The Finance Ministry said that it plans to buy back about $700 million in Brady bonds by Wednesday, while the remainder will be repurchased on the dates of future interest payments.

The Venezuelan government plans to eventually buy back a total of about $3.9 billion in Brady bonds, or about 15.2 percent of Venezuela’s foreign debt, a ministry official told Dow Jones Newswires.

Brady bonds, named after former U.S. Treasury Secretary Nicholas Brady, arose during the 1980s to help reduce debt held by developing countries that frequently defaulted on loans.

President Hugo Chavez has said that such debt instruments are designed to benefit rich countries while saddling poorer ones with crippling interest payments. He has made buying back foreign debt a matter of policy amid the government’s surging revenues from oil exports. Venezuela is the world’s fifth-largest oil exporter.

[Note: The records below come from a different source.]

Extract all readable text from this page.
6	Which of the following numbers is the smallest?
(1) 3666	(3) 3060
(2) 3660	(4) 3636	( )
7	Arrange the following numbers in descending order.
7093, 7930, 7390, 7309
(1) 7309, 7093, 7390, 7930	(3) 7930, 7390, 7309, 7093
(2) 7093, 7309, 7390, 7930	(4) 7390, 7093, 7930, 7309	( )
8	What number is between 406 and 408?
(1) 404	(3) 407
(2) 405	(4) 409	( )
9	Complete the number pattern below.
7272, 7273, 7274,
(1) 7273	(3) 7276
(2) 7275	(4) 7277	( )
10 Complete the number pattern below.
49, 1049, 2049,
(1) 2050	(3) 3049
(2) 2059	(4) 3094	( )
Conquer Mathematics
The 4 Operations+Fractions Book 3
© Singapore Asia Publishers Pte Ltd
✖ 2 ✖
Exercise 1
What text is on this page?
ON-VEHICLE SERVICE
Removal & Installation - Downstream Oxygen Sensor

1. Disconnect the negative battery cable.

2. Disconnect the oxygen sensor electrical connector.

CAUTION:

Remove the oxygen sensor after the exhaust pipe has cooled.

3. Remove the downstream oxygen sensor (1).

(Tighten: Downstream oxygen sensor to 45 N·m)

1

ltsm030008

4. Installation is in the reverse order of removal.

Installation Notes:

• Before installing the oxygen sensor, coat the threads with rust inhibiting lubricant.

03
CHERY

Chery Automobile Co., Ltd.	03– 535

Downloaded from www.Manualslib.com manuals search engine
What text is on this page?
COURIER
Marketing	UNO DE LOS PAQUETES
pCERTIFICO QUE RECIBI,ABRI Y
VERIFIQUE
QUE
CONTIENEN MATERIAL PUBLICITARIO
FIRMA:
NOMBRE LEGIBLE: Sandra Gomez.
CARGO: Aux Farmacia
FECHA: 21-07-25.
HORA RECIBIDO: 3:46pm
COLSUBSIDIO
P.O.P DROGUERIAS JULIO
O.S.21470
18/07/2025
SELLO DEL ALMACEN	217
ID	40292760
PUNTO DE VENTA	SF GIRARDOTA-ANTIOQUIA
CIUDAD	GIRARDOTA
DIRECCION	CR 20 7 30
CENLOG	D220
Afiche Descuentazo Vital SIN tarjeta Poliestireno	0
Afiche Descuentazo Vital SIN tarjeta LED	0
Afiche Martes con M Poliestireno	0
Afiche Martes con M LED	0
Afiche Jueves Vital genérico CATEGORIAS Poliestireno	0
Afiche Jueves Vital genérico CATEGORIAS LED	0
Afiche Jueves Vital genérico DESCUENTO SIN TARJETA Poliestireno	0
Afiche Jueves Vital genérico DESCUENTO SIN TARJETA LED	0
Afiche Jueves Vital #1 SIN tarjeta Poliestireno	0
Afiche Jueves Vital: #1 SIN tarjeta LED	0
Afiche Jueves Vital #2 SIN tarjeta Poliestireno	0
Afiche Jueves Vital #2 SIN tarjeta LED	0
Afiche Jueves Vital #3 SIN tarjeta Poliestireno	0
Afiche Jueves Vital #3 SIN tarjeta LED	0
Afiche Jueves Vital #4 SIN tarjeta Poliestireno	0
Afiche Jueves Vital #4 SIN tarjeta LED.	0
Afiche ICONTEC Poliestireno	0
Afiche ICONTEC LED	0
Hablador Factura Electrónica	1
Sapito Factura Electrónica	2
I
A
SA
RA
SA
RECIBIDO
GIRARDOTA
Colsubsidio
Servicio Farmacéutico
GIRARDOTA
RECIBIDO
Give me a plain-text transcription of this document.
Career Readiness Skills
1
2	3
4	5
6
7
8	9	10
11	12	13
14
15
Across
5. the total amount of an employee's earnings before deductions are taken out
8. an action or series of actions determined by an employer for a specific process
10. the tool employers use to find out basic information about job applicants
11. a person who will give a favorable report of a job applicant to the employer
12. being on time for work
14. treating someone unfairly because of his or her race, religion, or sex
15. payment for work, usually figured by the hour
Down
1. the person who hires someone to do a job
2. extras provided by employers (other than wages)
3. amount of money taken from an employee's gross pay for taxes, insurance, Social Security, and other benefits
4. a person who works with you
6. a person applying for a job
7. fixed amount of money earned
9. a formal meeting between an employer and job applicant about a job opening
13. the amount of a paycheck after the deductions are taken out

Venezuela’s oil minister, meanwhile, said that his country could sell oil easily to markets other than the United States and is prepared to end exports to its No. 1 buyer if necessary.

The Venezuelan government has stepped up threats to cut off oil exports to the United States and sell Venezuelan-owned refineries there amid rising tensions with the Bush administration.

“If our country, our process, our constitution are attacked by the Bush administration, we are not going to send any more oil,” Oil Minister Rafael Ramirez told the Ultimas Noticias newspaper in an interview published yesterday. “We’ll see then which of the two governments is able to manage this type of a situation better.”